Let’s Highlight Lumote Cute & Colourful Neon Puzzle Platformer

Lumote is a cute and colourful puzzle platformer set in a persistent neon world where your aim is to change the colour of your surroundings from red to blue, and through doing this different elements will react differently towards you, and you will solve the puzzles in order to progress through the game.

The game does a good job of teaching you how to interact with the elements rather than telling you outright, and you will discover how the various parts of the world react in ways you can use to solve the puzzles, from pillars which take on your colour to be planted in giant flowers to patches of flowers which grow or retract inwards depending on which colour they represent, and introducing further elements like coloured lasers, floating platforms, squid creatures and large moving beasts you can use as a platform but have their own minds.

Pacing of the game is pretty well done and tells a story without actually using words as the cute noises and camera pans show how your takeover of the world is effecting the source of the red, and being a persistent gameworld at all times you can look around and see how elements far away are acting in different parts of the game.  New elements and ways to solve the puzzles are thrown in fairly regularly and you definitely feel the challenge ramp up as you progress through learning how to use the new pieces to solve the puzzles and ultimately take over the world in your colour.

New game plus does exist in this game so there’s always an excuse to go through again, perhaps as red taking the world back, though I can’t confirm if it’s simply a colour flip or if the puzzles are different due to the nature of how red worked in the first playthrough as I did break a puzzle towards the end of my play, and whilst a fix is in a dev build I didn’t want to risk losing my progress changing to this, so I will await a main build fix, but the game is fairly robust and I just got unlucky to discover the one bug in the game that would prevent completion by dropping an element off a level in the most unfortunate spot most people wouldn’t take it and then leaving the level so it saved it permanently to spawn there.

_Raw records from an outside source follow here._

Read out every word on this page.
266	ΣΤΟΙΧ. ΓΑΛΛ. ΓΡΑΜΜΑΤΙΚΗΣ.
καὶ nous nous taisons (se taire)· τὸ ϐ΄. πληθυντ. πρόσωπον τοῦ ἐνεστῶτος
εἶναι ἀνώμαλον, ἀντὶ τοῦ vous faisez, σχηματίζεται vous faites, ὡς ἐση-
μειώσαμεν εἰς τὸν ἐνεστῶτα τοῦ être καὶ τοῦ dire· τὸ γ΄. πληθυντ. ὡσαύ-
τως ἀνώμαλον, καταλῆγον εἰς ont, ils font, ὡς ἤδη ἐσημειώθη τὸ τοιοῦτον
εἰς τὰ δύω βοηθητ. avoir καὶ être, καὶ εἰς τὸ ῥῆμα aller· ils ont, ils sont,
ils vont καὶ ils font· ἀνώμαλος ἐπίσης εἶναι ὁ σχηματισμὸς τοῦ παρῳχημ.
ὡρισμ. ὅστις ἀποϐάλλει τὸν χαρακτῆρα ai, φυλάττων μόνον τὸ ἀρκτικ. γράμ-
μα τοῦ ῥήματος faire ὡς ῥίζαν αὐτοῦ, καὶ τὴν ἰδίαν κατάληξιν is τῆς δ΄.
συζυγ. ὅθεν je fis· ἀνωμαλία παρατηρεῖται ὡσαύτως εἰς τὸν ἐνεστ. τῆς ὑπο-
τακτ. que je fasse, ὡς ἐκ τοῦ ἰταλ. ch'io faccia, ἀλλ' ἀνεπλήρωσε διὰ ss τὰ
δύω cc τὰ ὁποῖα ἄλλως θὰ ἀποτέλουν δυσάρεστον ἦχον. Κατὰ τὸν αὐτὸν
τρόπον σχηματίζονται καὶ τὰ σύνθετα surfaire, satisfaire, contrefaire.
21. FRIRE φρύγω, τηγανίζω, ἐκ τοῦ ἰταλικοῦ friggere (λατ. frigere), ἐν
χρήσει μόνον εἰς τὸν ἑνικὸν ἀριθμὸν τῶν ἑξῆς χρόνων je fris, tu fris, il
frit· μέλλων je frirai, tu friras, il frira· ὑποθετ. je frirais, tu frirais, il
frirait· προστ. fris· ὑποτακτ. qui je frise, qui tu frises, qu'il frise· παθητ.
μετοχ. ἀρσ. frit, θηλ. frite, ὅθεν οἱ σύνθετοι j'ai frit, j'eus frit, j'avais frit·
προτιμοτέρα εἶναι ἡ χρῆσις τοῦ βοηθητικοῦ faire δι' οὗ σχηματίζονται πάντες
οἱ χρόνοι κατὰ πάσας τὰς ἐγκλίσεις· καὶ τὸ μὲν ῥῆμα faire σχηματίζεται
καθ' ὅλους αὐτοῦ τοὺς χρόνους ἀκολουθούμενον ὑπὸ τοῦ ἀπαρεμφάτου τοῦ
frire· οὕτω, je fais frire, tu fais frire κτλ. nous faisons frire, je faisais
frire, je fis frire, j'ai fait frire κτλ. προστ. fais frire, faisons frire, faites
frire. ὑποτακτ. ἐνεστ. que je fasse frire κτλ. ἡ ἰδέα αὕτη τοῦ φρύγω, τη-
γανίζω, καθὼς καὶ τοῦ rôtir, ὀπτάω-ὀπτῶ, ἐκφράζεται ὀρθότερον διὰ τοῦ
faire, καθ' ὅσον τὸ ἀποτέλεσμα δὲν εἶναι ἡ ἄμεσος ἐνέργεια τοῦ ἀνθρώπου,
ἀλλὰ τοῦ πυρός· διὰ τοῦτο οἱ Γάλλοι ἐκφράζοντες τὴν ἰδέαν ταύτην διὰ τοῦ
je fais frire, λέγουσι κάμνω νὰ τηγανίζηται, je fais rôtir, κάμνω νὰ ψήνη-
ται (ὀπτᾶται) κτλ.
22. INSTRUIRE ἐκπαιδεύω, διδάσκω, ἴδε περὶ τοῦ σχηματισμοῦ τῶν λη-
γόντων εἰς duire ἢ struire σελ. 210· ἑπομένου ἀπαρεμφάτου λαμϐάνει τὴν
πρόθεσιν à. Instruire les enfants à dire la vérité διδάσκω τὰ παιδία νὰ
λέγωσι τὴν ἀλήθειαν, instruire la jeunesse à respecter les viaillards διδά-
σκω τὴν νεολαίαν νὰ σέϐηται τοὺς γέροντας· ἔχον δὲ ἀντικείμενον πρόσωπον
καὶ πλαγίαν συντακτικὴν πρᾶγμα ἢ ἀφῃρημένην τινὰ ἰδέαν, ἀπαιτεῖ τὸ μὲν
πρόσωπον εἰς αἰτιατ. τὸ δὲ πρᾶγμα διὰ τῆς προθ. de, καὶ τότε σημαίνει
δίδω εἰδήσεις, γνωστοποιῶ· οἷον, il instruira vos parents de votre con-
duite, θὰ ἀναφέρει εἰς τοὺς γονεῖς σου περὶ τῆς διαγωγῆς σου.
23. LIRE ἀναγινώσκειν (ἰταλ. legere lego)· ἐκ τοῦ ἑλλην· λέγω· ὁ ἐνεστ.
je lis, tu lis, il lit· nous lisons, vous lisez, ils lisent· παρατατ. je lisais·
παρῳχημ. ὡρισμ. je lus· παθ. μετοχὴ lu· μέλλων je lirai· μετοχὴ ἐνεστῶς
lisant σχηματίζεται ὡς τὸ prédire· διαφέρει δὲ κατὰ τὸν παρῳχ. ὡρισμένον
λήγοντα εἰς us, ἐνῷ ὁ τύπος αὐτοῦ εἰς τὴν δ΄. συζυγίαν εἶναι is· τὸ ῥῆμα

I really enjoyed the game and though I blasted through most of the puzzles the game lasted around 5 hours for a single playthrough, and your time may differ.  There are achievements to make it through without dying and also to complete new game + so if you’re an achievement hunter there’s plenty of reason to go through another run, and it’s such a fun and enjoyable experience I can see why people would wish to do so. Even if you simply buy it for one playthrough though the game is fun and well made and lasts long enough to justify the price tag so I would recommend a purchase and a play, especially if you’re into puzzles as this one is a little different to most and done in a very cute artistic manner.